Le requérant qui saisit le juge des référés sur le fondement des dispositions de l’article L. 521-2 du code de justice administrative doit justifier des circonstances particulières caractérisant la nécessité pour lui de bénéficier à très bref délai d’une mesure de la nature de celles qui peuvent être ordonnées sur le fondement de cet article.
En l’espèce, Mme A… soutient qu’elle tire l’essentiel de ses revenus de son activité d’assistante maternelle et que la décision prononçant la suspension de son agrément la prive soudainement de ressources indispensables pour subvenir aux besoins essentiels de sa famille, et ce pour une durée manifestement disproportionnée.
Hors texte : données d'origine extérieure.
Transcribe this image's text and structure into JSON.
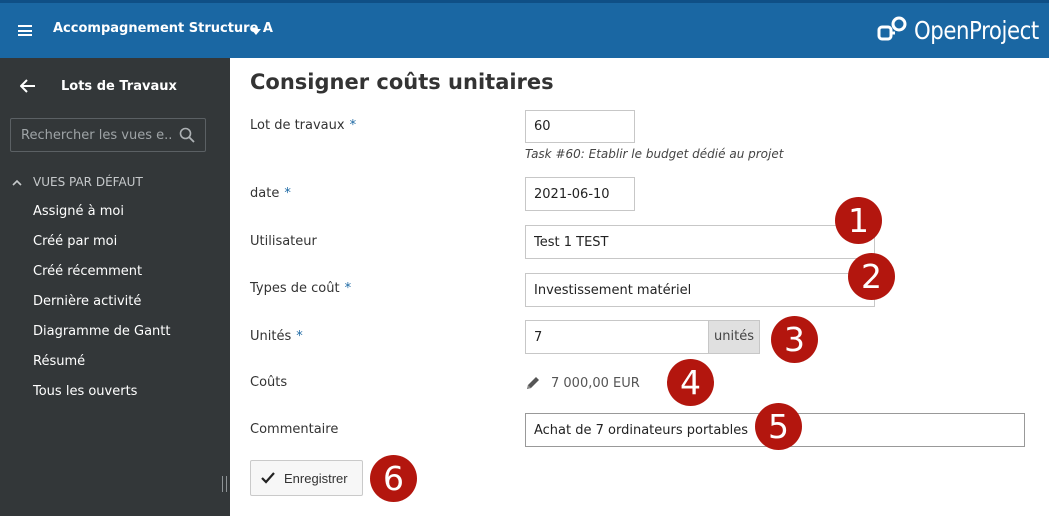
{
  "header": {
    "project_name": "Accompagnement Structure A",
    "logo_text": "OpenProject",
    "colors": {
      "header_bg": "#1a67a3",
      "sidebar_bg": "#333739",
      "badge": "#b3160e"
    }
  },
  "sidebar": {
    "title": "Lots de Travaux",
    "search_placeholder": "Rechercher les vues e...",
    "section_title": "VUES PAR DÉFAUT",
    "items": [
      {
        "label": "Assigné à moi"
      },
      {
        "label": "Créé par moi"
      },
      {
        "label": "Créé récemment"
      },
      {
        "label": "Dernière activité"
      },
      {
        "label": "Diagramme de Gantt"
      },
      {
        "label": "Résumé"
      },
      {
        "label": "Tous les ouverts"
      }
    ]
  },
  "form": {
    "title": "Consigner coûts unitaires",
    "work_package": {
      "label": "Lot de travaux",
      "required": "*",
      "value": "60",
      "hint": "Task #60: Etablir le budget dédié au projet"
    },
    "date": {
      "label": "date",
      "required": "*",
      "value": "2021-06-10"
    },
    "user": {
      "label": "Utilisateur",
      "value": "Test 1 TEST"
    },
    "cost_type": {
      "label": "Types de coût",
      "required": "*",
      "value": "Investissement matériel"
    },
    "units": {
      "label": "Unités",
      "required": "*",
      "value": "7",
      "unit_label": "unités"
    },
    "costs": {
      "label": "Coûts",
      "value": "7 000,00 EUR"
    },
    "comment": {
      "label": "Commentaire",
      "value": "Achat de 7 ordinateurs portables"
    },
    "save_label": "Enregistrer"
  },
  "annotations": [
    "1",
    "2",
    "3",
    "4",
    "5",
    "6"
  ]
}
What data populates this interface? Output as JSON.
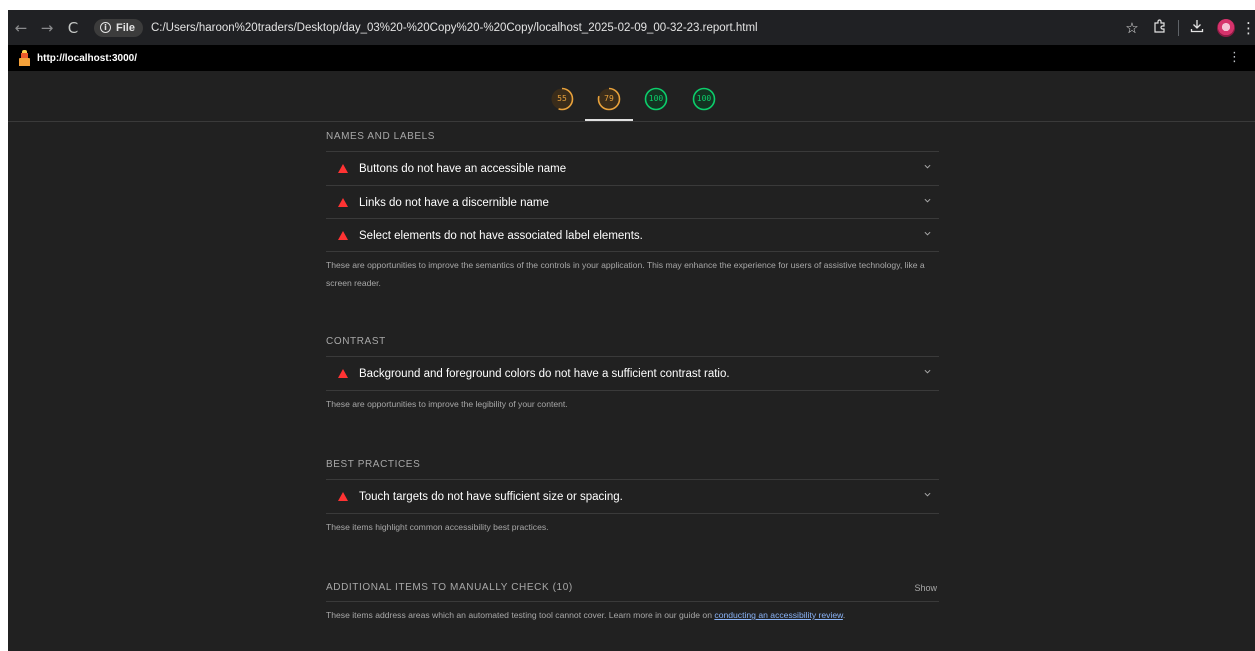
{
  "browser": {
    "back_icon": "arrow-left-icon",
    "forward_icon": "arrow-right-icon",
    "reload_icon": "reload-icon",
    "file_chip_label": "File",
    "url": "C:/Users/haroon%20traders/Desktop/day_03%20-%20Copy%20-%20Copy/localhost_2025-02-09_00-32-23.report.html",
    "icons": [
      "star-icon",
      "extensions-icon",
      "downloads-icon",
      "profile-icon",
      "more-menu-icon"
    ]
  },
  "topbar": {
    "url": "http://localhost:3000/"
  },
  "gauges": [
    {
      "score": "55",
      "value": 55,
      "color": "#e9a23b"
    },
    {
      "score": "79",
      "value": 79,
      "color": "#e9a23b"
    },
    {
      "score": "100",
      "value": 100,
      "color": "#0cce6b"
    },
    {
      "score": "100",
      "value": 100,
      "color": "#0cce6b"
    }
  ],
  "groups": {
    "names": {
      "title": "Names and labels",
      "audits": [
        "Buttons do not have an accessible name",
        "Links do not have a discernible name",
        "Select elements do not have associated label elements."
      ],
      "description": "These are opportunities to improve the semantics of the controls in your application. This may enhance the experience for users of assistive technology, like a screen reader."
    },
    "contrast": {
      "title": "Contrast",
      "audits": [
        "Background and foreground colors do not have a sufficient contrast ratio."
      ],
      "description": "These are opportunities to improve the legibility of your content."
    },
    "best": {
      "title": "Best practices",
      "audits": [
        "Touch targets do not have sufficient size or spacing."
      ],
      "description": "These items highlight common accessibility best practices."
    },
    "manual": {
      "title": "Additional items to manually check (10)",
      "show_label": "Show",
      "description_prefix": "These items address areas which an automated testing tool cannot cover. Learn more in our guide on ",
      "link_text": "conducting an accessibility review",
      "description_suffix": "."
    }
  },
  "colors": {
    "fail_red": "#ff3333",
    "average_orange": "#e9a23b",
    "pass_green": "#0cce6b",
    "report_bg": "#212121",
    "link": "#8ab4f8"
  }
}
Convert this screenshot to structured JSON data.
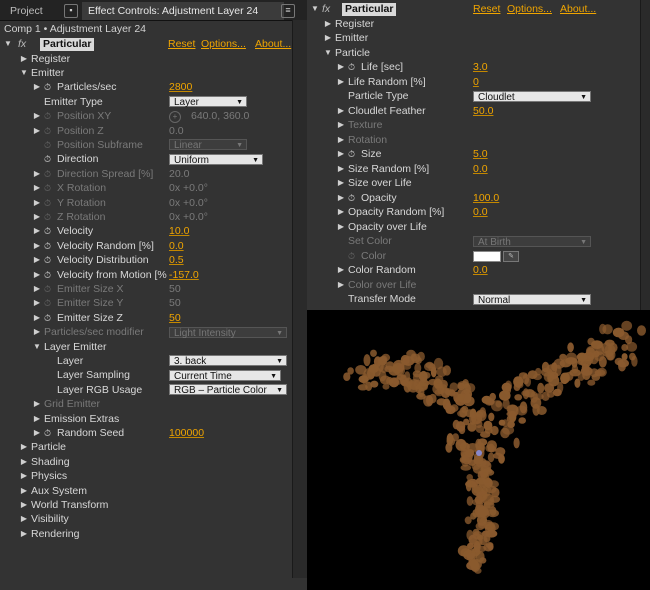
{
  "tabs": {
    "project": "Project",
    "effect_controls": "Effect Controls: Adjustment Layer 24"
  },
  "breadcrumb": "Comp 1 • Adjustment Layer 24",
  "effect": {
    "fx": "fx",
    "name": "Particular",
    "reset": "Reset",
    "options": "Options...",
    "about": "About..."
  },
  "left_rows": [
    {
      "d": 1,
      "tri": "▶",
      "label": "Register"
    },
    {
      "d": 1,
      "tri": "▼",
      "label": "Emitter"
    },
    {
      "d": 2,
      "tri": "▶",
      "sw": true,
      "label": "Particles/sec",
      "value": "2800"
    },
    {
      "d": 2,
      "label": "Emitter Type",
      "dd": "Layer",
      "ddw": 78
    },
    {
      "d": 2,
      "tri": "▶",
      "sw": true,
      "dim": true,
      "label": "Position XY",
      "pos": true,
      "value": "640.0, 360.0"
    },
    {
      "d": 2,
      "tri": "▶",
      "sw": true,
      "dim": true,
      "label": "Position Z",
      "value": "0.0"
    },
    {
      "d": 2,
      "sw": true,
      "dim": true,
      "label": "Position Subframe",
      "dd": "Linear",
      "ddw": 78
    },
    {
      "d": 2,
      "sw": true,
      "label": "Direction",
      "dd": "Uniform",
      "ddw": 94
    },
    {
      "d": 2,
      "tri": "▶",
      "sw": true,
      "dim": true,
      "label": "Direction Spread [%]",
      "value": "20.0"
    },
    {
      "d": 2,
      "tri": "▶",
      "sw": true,
      "dim": true,
      "label": "X Rotation",
      "value": "0x +0.0°"
    },
    {
      "d": 2,
      "tri": "▶",
      "sw": true,
      "dim": true,
      "label": "Y Rotation",
      "value": "0x +0.0°"
    },
    {
      "d": 2,
      "tri": "▶",
      "sw": true,
      "dim": true,
      "label": "Z Rotation",
      "value": "0x +0.0°"
    },
    {
      "d": 2,
      "tri": "▶",
      "sw": true,
      "label": "Velocity",
      "value": "10.0"
    },
    {
      "d": 2,
      "tri": "▶",
      "sw": true,
      "label": "Velocity Random [%]",
      "value": "0.0"
    },
    {
      "d": 2,
      "tri": "▶",
      "sw": true,
      "label": "Velocity Distribution",
      "value": "0.5"
    },
    {
      "d": 2,
      "tri": "▶",
      "sw": true,
      "label": "Velocity from Motion [%",
      "value": "-157.0"
    },
    {
      "d": 2,
      "tri": "▶",
      "sw": true,
      "dim": true,
      "label": "Emitter Size X",
      "value": "50"
    },
    {
      "d": 2,
      "tri": "▶",
      "sw": true,
      "dim": true,
      "label": "Emitter Size Y",
      "value": "50"
    },
    {
      "d": 2,
      "tri": "▶",
      "sw": true,
      "label": "Emitter Size Z",
      "value": "50"
    },
    {
      "d": 2,
      "tri": "▶",
      "dim": true,
      "label": "Particles/sec modifier",
      "dd": "Light Intensity",
      "ddw": 118
    },
    {
      "d": 2,
      "tri": "▼",
      "label": "Layer Emitter"
    },
    {
      "d": 3,
      "label": "Layer",
      "dd": "3. back",
      "ddw": 118
    },
    {
      "d": 3,
      "label": "Layer Sampling",
      "dd": "Current Time",
      "ddw": 112
    },
    {
      "d": 3,
      "label": "Layer RGB Usage",
      "dd": "RGB – Particle Color",
      "ddw": 118
    },
    {
      "d": 2,
      "tri": "▶",
      "dim": true,
      "label": "Grid Emitter"
    },
    {
      "d": 2,
      "tri": "▶",
      "label": "Emission Extras"
    },
    {
      "d": 2,
      "tri": "▶",
      "sw": true,
      "label": "Random Seed",
      "value": "100000"
    },
    {
      "d": 1,
      "tri": "▶",
      "label": "Particle"
    },
    {
      "d": 1,
      "tri": "▶",
      "label": "Shading"
    },
    {
      "d": 1,
      "tri": "▶",
      "label": "Physics"
    },
    {
      "d": 1,
      "tri": "▶",
      "label": "Aux System"
    },
    {
      "d": 1,
      "tri": "▶",
      "label": "World Transform"
    },
    {
      "d": 1,
      "tri": "▶",
      "label": "Visibility"
    },
    {
      "d": 1,
      "tri": "▶",
      "label": "Rendering"
    }
  ],
  "right_rows": [
    {
      "d": 1,
      "tri": "▶",
      "label": "Register"
    },
    {
      "d": 1,
      "tri": "▶",
      "label": "Emitter"
    },
    {
      "d": 1,
      "tri": "▼",
      "label": "Particle"
    },
    {
      "d": 2,
      "tri": "▶",
      "sw": true,
      "label": "Life [sec]",
      "value": "3.0"
    },
    {
      "d": 2,
      "tri": "▶",
      "label": "Life Random [%]",
      "value": "0"
    },
    {
      "d": 2,
      "label": "Particle Type",
      "dd": "Cloudlet",
      "ddw": 118
    },
    {
      "d": 2,
      "tri": "▶",
      "label": "Cloudlet Feather",
      "value": "50.0"
    },
    {
      "d": 2,
      "tri": "▶",
      "dim": true,
      "label": "Texture"
    },
    {
      "d": 2,
      "tri": "▶",
      "dim": true,
      "label": "Rotation"
    },
    {
      "d": 2,
      "tri": "▶",
      "sw": true,
      "label": "Size",
      "value": "5.0"
    },
    {
      "d": 2,
      "tri": "▶",
      "label": "Size Random [%]",
      "value": "0.0"
    },
    {
      "d": 2,
      "tri": "▶",
      "label": "Size over Life"
    },
    {
      "d": 2,
      "tri": "▶",
      "sw": true,
      "label": "Opacity",
      "value": "100.0"
    },
    {
      "d": 2,
      "tri": "▶",
      "label": "Opacity Random [%]",
      "value": "0.0"
    },
    {
      "d": 2,
      "tri": "▶",
      "label": "Opacity over Life"
    },
    {
      "d": 2,
      "dim": true,
      "label": "Set Color",
      "dd": "At Birth",
      "ddw": 118
    },
    {
      "d": 2,
      "sw": true,
      "dim": true,
      "label": "Color",
      "color": "#ffffff"
    },
    {
      "d": 2,
      "tri": "▶",
      "label": "Color Random",
      "value": "0.0"
    },
    {
      "d": 2,
      "tri": "▶",
      "dim": true,
      "label": "Color over Life"
    },
    {
      "d": 2,
      "label": "Transfer Mode",
      "dd": "Normal",
      "ddw": 118
    }
  ],
  "colors": {
    "accent": "#f0a500",
    "panel": "#333333",
    "particle": "#8a5a2e"
  }
}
Toutefois, la requérante, qui ne produit à l’appui de ses écritures que des témoignages d’anciens employeurs et un avis d’impôt sur les revenus de 2024 sans apporter la moindre précision quant aux contrats éventuellement en cours à la date de la décision litigieuse, ne justifie pas de circonstances particulières qui caractériseraient la nécessité du prononcé à très bref délai d’une mesure provisoire en référé sur le fondement de l’article L. 521-2 du code de justice administrative.
Il résulte de ce qui précède que la requête de Mme A… doit être rejetée en toutes ses conclusions, y compris celles présentées au titre des frais liés au litige.
O R D O N N E :
Article 1er : La requête de Mme A… est rejetée.
Article 2 : La présente ordonnance sera notifiée à Mme B… A….
Copie en sera adressée pour information au département du Loiret.
Fait à Orléans, le 19 janvier 2026.
La juge des référés,
Sophie LESIEUX
La République mande et ordonne à la préfète du Loiret en ce qui la concerne ou à tous commissaires de justice à ce requis en ce qui concerne les voies de droit commun, contre les parties privées, de pourvoir à l’exécution de la présente décision.